Aleksej-Shherbak commented 5 years ago

@javiercn Thank you for answer. I will show you my solution. Could you tell me is it secure way?

This code in the Register.cshtml.cs file

        public IActionResult OnGet()
        {
            if (!_hostingEnvironment.IsEnvironment("Local"))
            {
                return RedirectToPage("/Account/Login");
            }

            return RedirectToPage("/Account/Register");
        }

        public async Task<IActionResult> OnPostAsync(string returnUrl = null)
        {
            returnUrl = returnUrl ?? Url.Content("~/");
            if (ModelState.IsValid && _hostingEnvironment.IsEnvironment("Local"))
            {
                var user = new IdentityUser { UserName = Input.Email, Email = Input.Email };
                var result = await _userManager.CreateAsync(user, Input.Password);
                if (result.Succeeded)
                {
                    _logger.LogInformation("User created a new account with password.");

                    var code = await _userManager.GenerateEmailConfirmationTokenAsync(user);
                    var callbackUrl = Url.Page(
                        "/Account/ConfirmEmail",
                        pageHandler: null,
                        values: new { userId = user.Id, code = code },
                        protocol: Request.Scheme);

                    await _emailSender.SendEmailAsync(Input.Email, "Confirm your email",
                        $"Please confirm your account by <a href='{HtmlEncoder.Default.Encode(callbackUrl)}'>clicking here</a>.");

                    await _signInManager.SignInAsync(user, isPersistent: false);
                    return LocalRedirect(returnUrl);
                }
                foreach (var error in result.Errors)
                {
                    ModelState.AddModelError(string.Empty, error.Description);
                }
            }

            // If we got this far, something failed, redisplay form
            return Page();
        }

As you can see I have changed if (ModelState.IsValid) to if (ModelState.IsValid && _hostingEnvironment.IsEnvironment("Local")) and I have changed public IActionResult OnGet().

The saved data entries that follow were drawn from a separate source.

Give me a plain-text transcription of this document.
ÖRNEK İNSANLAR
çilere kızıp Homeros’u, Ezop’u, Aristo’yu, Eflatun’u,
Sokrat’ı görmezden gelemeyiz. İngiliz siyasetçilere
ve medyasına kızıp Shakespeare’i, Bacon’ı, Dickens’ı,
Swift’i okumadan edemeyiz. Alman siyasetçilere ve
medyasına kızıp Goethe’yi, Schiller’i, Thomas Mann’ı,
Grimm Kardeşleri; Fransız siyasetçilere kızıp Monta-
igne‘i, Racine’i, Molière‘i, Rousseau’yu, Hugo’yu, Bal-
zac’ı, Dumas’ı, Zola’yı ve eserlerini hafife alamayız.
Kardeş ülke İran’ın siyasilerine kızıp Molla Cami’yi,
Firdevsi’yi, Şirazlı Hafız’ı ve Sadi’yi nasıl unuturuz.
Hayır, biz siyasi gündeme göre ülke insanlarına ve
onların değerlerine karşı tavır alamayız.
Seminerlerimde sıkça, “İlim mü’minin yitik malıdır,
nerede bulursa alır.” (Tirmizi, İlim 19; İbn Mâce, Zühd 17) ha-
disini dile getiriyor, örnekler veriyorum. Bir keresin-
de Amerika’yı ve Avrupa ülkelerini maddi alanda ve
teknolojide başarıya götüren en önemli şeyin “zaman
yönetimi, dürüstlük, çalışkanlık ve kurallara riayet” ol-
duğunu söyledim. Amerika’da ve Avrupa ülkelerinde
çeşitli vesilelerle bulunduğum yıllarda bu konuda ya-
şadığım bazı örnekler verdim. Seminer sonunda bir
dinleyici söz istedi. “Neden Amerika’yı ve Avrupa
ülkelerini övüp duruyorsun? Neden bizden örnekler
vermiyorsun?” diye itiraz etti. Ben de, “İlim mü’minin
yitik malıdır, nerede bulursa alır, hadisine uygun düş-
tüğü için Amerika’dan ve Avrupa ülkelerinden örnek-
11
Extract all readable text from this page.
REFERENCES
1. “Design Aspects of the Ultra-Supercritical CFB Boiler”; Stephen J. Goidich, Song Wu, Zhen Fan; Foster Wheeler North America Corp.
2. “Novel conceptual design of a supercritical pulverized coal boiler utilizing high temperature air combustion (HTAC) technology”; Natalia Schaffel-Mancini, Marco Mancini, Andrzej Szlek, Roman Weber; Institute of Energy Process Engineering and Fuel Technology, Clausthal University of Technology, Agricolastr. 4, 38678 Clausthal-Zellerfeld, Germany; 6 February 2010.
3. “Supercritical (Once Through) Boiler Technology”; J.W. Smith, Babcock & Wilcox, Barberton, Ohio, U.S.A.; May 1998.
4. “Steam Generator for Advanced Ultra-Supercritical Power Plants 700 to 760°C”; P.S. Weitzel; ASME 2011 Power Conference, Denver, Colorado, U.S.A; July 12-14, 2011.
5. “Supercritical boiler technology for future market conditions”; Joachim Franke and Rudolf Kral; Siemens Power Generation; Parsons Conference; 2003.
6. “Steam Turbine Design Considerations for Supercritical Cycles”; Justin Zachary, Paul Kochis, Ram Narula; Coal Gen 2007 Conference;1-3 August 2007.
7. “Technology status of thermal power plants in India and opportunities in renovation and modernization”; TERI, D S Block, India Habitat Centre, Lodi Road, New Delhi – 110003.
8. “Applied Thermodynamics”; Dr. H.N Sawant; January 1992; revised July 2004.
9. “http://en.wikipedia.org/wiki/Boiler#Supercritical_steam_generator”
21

What I have as the result? I can create a new user if my environment is local. Could you tell me is it secure way? I mean no one will be able to make registration from web?

javiercn commented 5 years ago

@Aleksej-Shherbak I would not include the functionality at all if you can avoid it.

If you mean to be able to register users during local development, you can alternatively write a very simple console app that connects to the DB and populates the initial list of users. After all, as you mention registration is not part of your app, so if you reduce the surface attack area that's definitely better.

As I said, for development purposes, referencing your web app from a command-line app, configuring the service container and populating the Db with a list of users seems like a better approach in my opinion.

Hope that helps.

I'm closing this issue as the original question has been answered.

Aleksej-Shherbak commented 5 years ago

@javiercn thank you for answer! It was useful!